Osteosarcoma was a common type of malignant bone tumor among young adults and teens and originated from specimen of osteoid bon [15]. Osteosarcoma is characterized by to high metastasis rate, Although several treatment advancements including postoperative chemotherapy and surgical resection have been attained, overall survival (OS) rate of osteosarcoma cases remains unsatisfactory due to recurrence and metastasis [610]. Until now, detailed role and mechanism of metastasis and oncogenesis remained unclear in osteosarcoma [11, 12]. Thus, it is vital to investigate the modulatory mechanism of osteosarcoma and seek new treatment strategies for this disease.
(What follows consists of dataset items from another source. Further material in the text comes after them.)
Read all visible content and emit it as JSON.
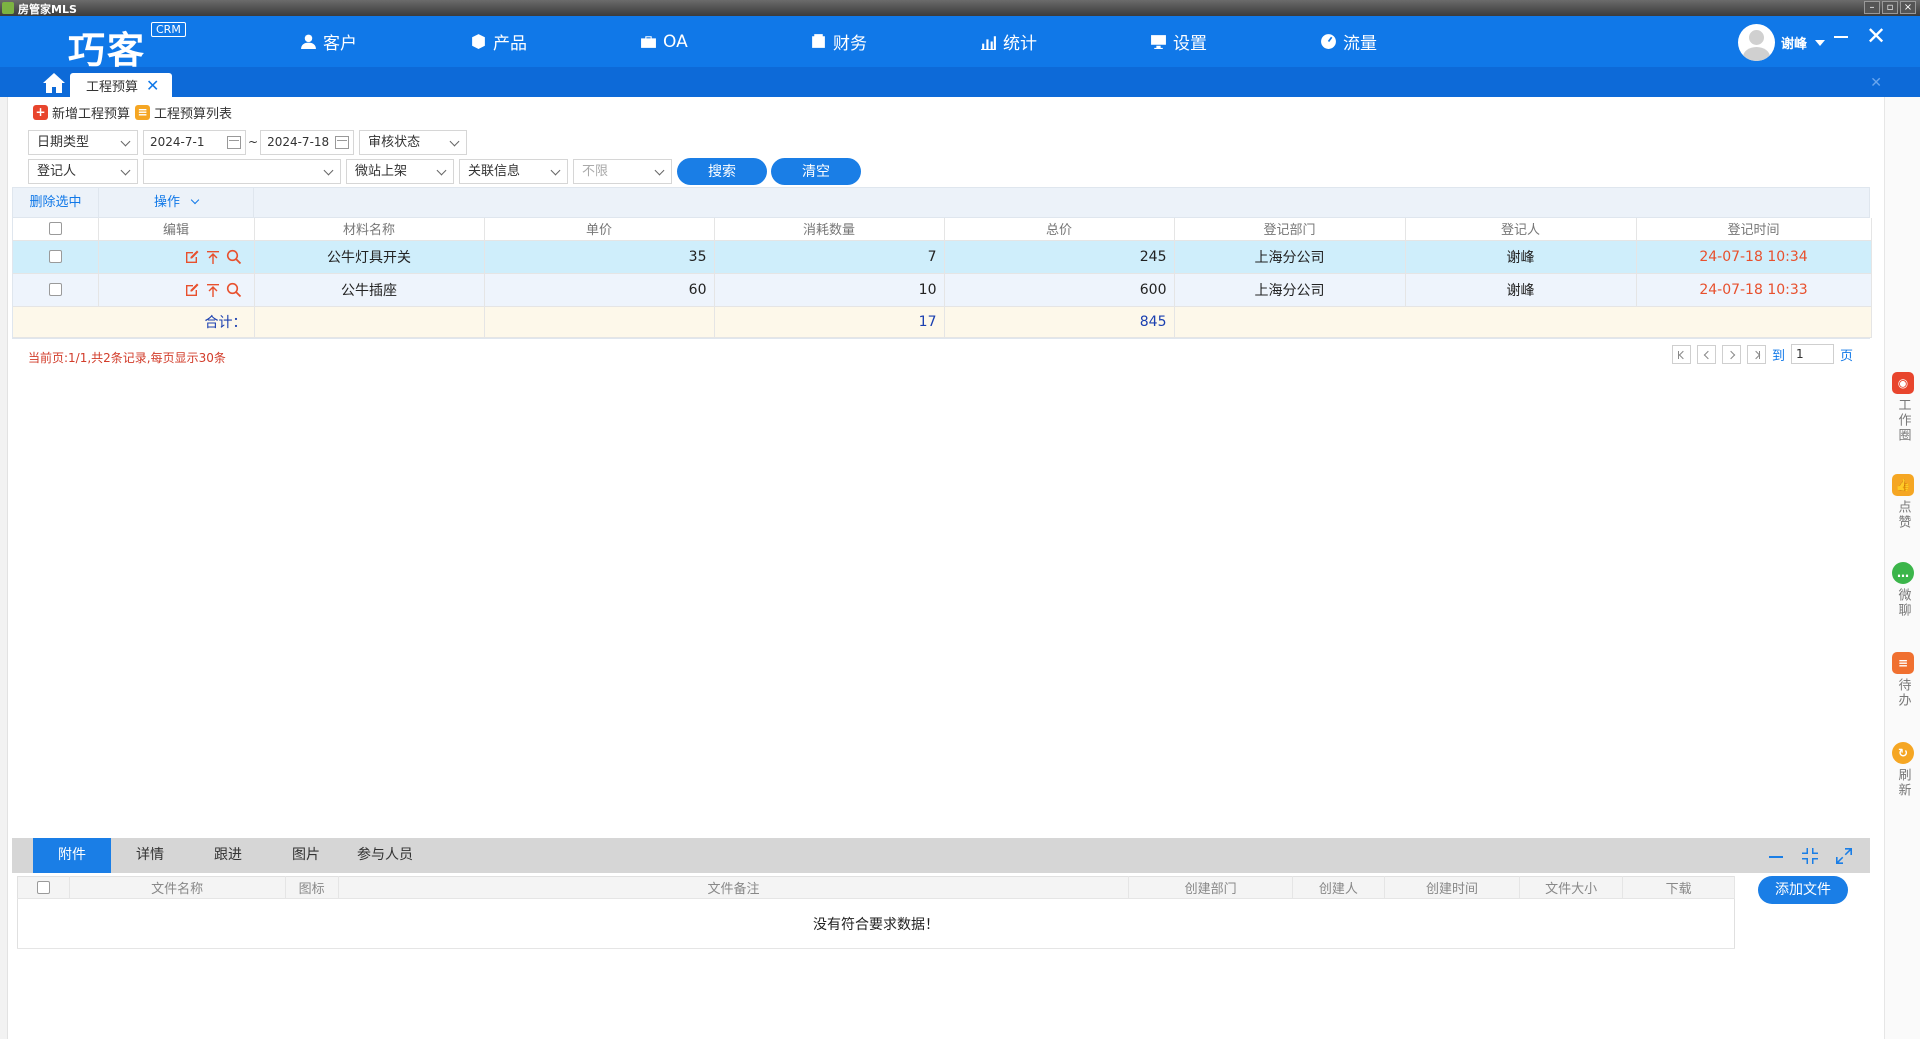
{
  "os": {
    "title": "房管家MLS"
  },
  "header": {
    "logo": "巧客",
    "badge": "CRM",
    "nav": [
      {
        "label": "客户",
        "icon": "user-icon"
      },
      {
        "label": "产品",
        "icon": "cube-icon"
      },
      {
        "label": "OA",
        "icon": "briefcase-icon"
      },
      {
        "label": "财务",
        "icon": "wallet-icon"
      },
      {
        "label": "统计",
        "icon": "chart-icon"
      },
      {
        "label": "设置",
        "icon": "monitor-icon"
      },
      {
        "label": "流量",
        "icon": "gauge-icon"
      }
    ],
    "user": {
      "name": "谢峰"
    }
  },
  "tabs": {
    "open_tab": "工程预算",
    "close_glyph": "✕"
  },
  "toolbar": {
    "add_label": "新增工程预算",
    "list_label": "工程预算列表"
  },
  "filters": {
    "date_type": "日期类型",
    "date_from": "2024-7-1",
    "date_sep": "~",
    "date_to": "2024-7-18",
    "audit_status": "审核状态",
    "registrant": "登记人",
    "blank_select": "",
    "micro_shelf": "微站上架",
    "link_info": "关联信息",
    "unlimited": "不限",
    "search_label": "搜索",
    "clear_label": "清空"
  },
  "grid": {
    "toolbar": {
      "delete_selected": "删除选中",
      "operations": "操作"
    },
    "columns": [
      "编辑",
      "材料名称",
      "单价",
      "消耗数量",
      "总价",
      "登记部门",
      "登记人",
      "登记时间"
    ],
    "rows": [
      {
        "name": "公牛灯具开关",
        "unit_price": "35",
        "qty": "7",
        "total": "245",
        "dept": "上海分公司",
        "user": "谢峰",
        "time": "24-07-18 10:34"
      },
      {
        "name": "公牛插座",
        "unit_price": "60",
        "qty": "10",
        "total": "600",
        "dept": "上海分公司",
        "user": "谢峰",
        "time": "24-07-18 10:33"
      }
    ],
    "summary": {
      "label": "合计：",
      "qty": "17",
      "total": "845"
    }
  },
  "pager": {
    "info": "当前页:1/1,共2条记录,每页显示30条",
    "goto_label": "到",
    "page_value": "1",
    "page_unit": "页"
  },
  "bottom": {
    "tabs": [
      "附件",
      "详情",
      "跟进",
      "图片",
      "参与人员"
    ],
    "columns": [
      "文件名称",
      "图标",
      "文件备注",
      "创建部门",
      "创建人",
      "创建时间",
      "文件大小",
      "下载"
    ],
    "empty_text": "没有符合要求数据！",
    "add_file_label": "添加文件"
  },
  "rail": [
    {
      "label": "工作圈",
      "icon": "record-icon",
      "color": "#e8452d"
    },
    {
      "label": "点赞",
      "icon": "thumbs-up-icon",
      "color": "#f5a623"
    },
    {
      "label": "微聊",
      "icon": "chat-icon",
      "color": "#3bb54a"
    },
    {
      "label": "待办",
      "icon": "todo-icon",
      "color": "#f07030"
    },
    {
      "label": "刷新",
      "icon": "refresh-icon",
      "color": "#f5a623"
    }
  ],
  "colors": {
    "brand": "#1078e8",
    "accent_orange": "#e8502d",
    "selected_row": "#cfeefb"
  }
}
Long non-coding RNAs (LncRNAs) are defined as one type of ncRNAs with the length of over 200 nts and have no ability or limited ability to code protein [1317]. Emerging references have observed that lncRNAs act as tumor suppressors or oncogenes in various tumors such as lymphoma, nasopharyngeal carcinoma, melanoma, glioma, cholangiocarcinoma, renal carcinoma and osteosarcoma [1823]. LncRNAs participate in many cellular activities including metabolism, differentiation, metastasis and invasion [2428]. LncRNA ROR1-AS1 was found to be overexpressed in nasopharyngeal carcinoma, colorectal tumor and bladder cancer [2934]. However, its role in osteosarcoma and its molecular biological mechanism remain uninvestigated.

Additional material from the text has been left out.